Adin continues to develop his arguments on the potentially negative impact of e-books on great literature. This post isn’t responding to the newer work; it’s a follow-up to Adin’s concern (expressed in a comment):
“Can you name a single work of fiction that was published in 2009 that has a broad consensus that it will be read 100 years from now? I can’t think of one. Yet we had no problem coming to that agreement with Salinger’s Catcher in the Rye almost immediately after its publication.”
I don’t have an answer to everything (thankfully), and I promised Adin I’d think about it. And so I have.
I’ll start by drawing a distinction between making great literature – something writers do – and making literature great – an activity that I think of as contextual, personal and shared.
A proliferation of media, formats and devices will not deter writers from making great literature. If anything, democratizing the tools of production has made creation of great literature easier. Moreover, writers who create great works are motivated personally as well as financially.
The alchemy of making literature great has always been evolving. Even if Catcher in the Rye was deemed an instant classic in 1951, it didn’t crack the top 10 fiction books in that year or any year that followed.
I’d also argue that it was a “classic” in a context of male-dominated and overwhelmingly white publishing professionals. The book meant something to the people who made publishing and buying decisions in 1951, and as one of a small set of books made available that year, it caught on.
This is a publishing example of what Stephen Jay Gould and others have described as confirmation bias: we believed in this book; we promoted it; it caught on; our judgment is confirmed.
This isn’t to say that Catcher in the Rye isn’t great, or important, but the book is made great by the people who read it, connect with it and communicate about it. Longevity may be a sign of great literature, but it is not proof. To the extent that Catcher remains a touchstone for a generation of new readers , it does so by establishing connections with readers in the context of a much different world.

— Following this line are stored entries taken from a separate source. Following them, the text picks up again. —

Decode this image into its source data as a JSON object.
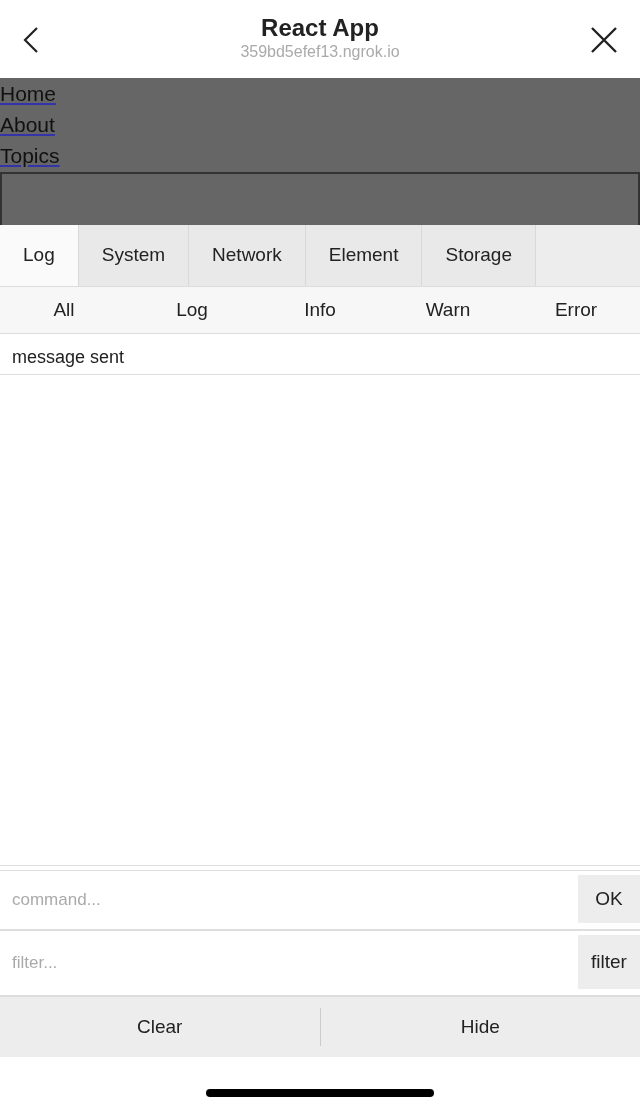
{
  "header": {
    "title": "React App",
    "url": "359bd5efef13.ngrok.io"
  },
  "nav_links": [
    "Home",
    "About",
    "Topics"
  ],
  "tabs": [
    {
      "label": "Log",
      "selected": true
    },
    {
      "label": "System",
      "selected": false
    },
    {
      "label": "Network",
      "selected": false
    },
    {
      "label": "Element",
      "selected": false
    },
    {
      "label": "Storage",
      "selected": false
    }
  ],
  "log_filters": [
    "All",
    "Log",
    "Info",
    "Warn",
    "Error"
  ],
  "log_entries": [
    "message sent"
  ],
  "command": {
    "placeholder": "command...",
    "button": "OK"
  },
  "filter": {
    "placeholder": "filter...",
    "button": "filter"
  },
  "footer_buttons": [
    "Clear",
    "Hide"
  ]
}
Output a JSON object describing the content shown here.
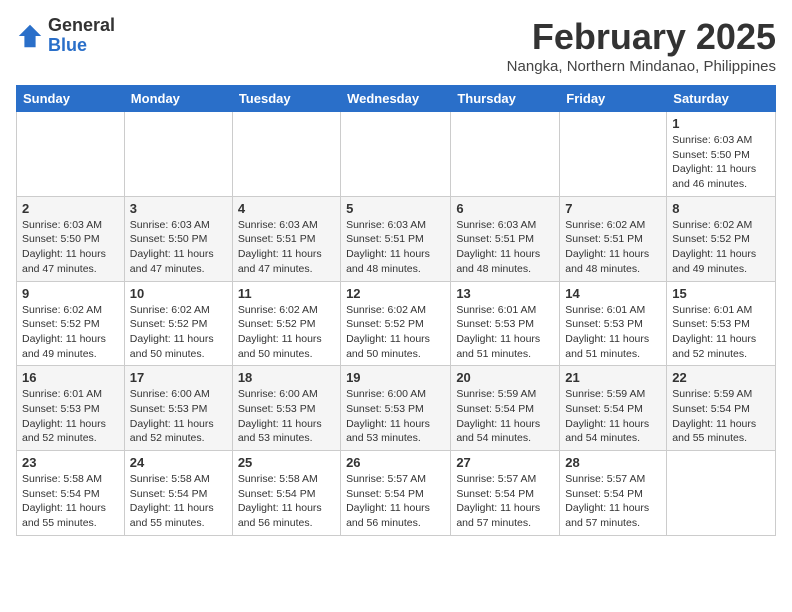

Lots of books can establish those connections, reaching a variety of different audiences.
A personal example: While I was in high school, an English teacher, likely distressed by my overly structured prose, recommended what would become my favorite book, Look Homeward, Angel.
Many have argued that Look Homeward, Angel is far from great; some have even argued that Maxwell Perkins is as much the author as Thomas Wolfe.
But the book is great for me, at least in part because I read it at a time when my world seemed as small as Eugene Gant’s home town. In the book, I found possibility, potential and inspiration. In reading Wolfe (or Perkins), my outlook changed, and so too did my writing.
Undoubtedly, a proliferation of media, formats and devices alters the alchemy of making literature great. With millions of options, the importance of established filters diminishes. What will replace those filters has yet to be determined, and so the new order can and sometimes does feel chaotic.
That doesn’t make me pine for the old order, in which a learned few decided what we should be able to read. As it happens, standing on the shoulders of giants leaves me cold. I’m looking forward to the conversations that occur among the learned many, some of whom will be fueled only by the passion that a connection with literature can create.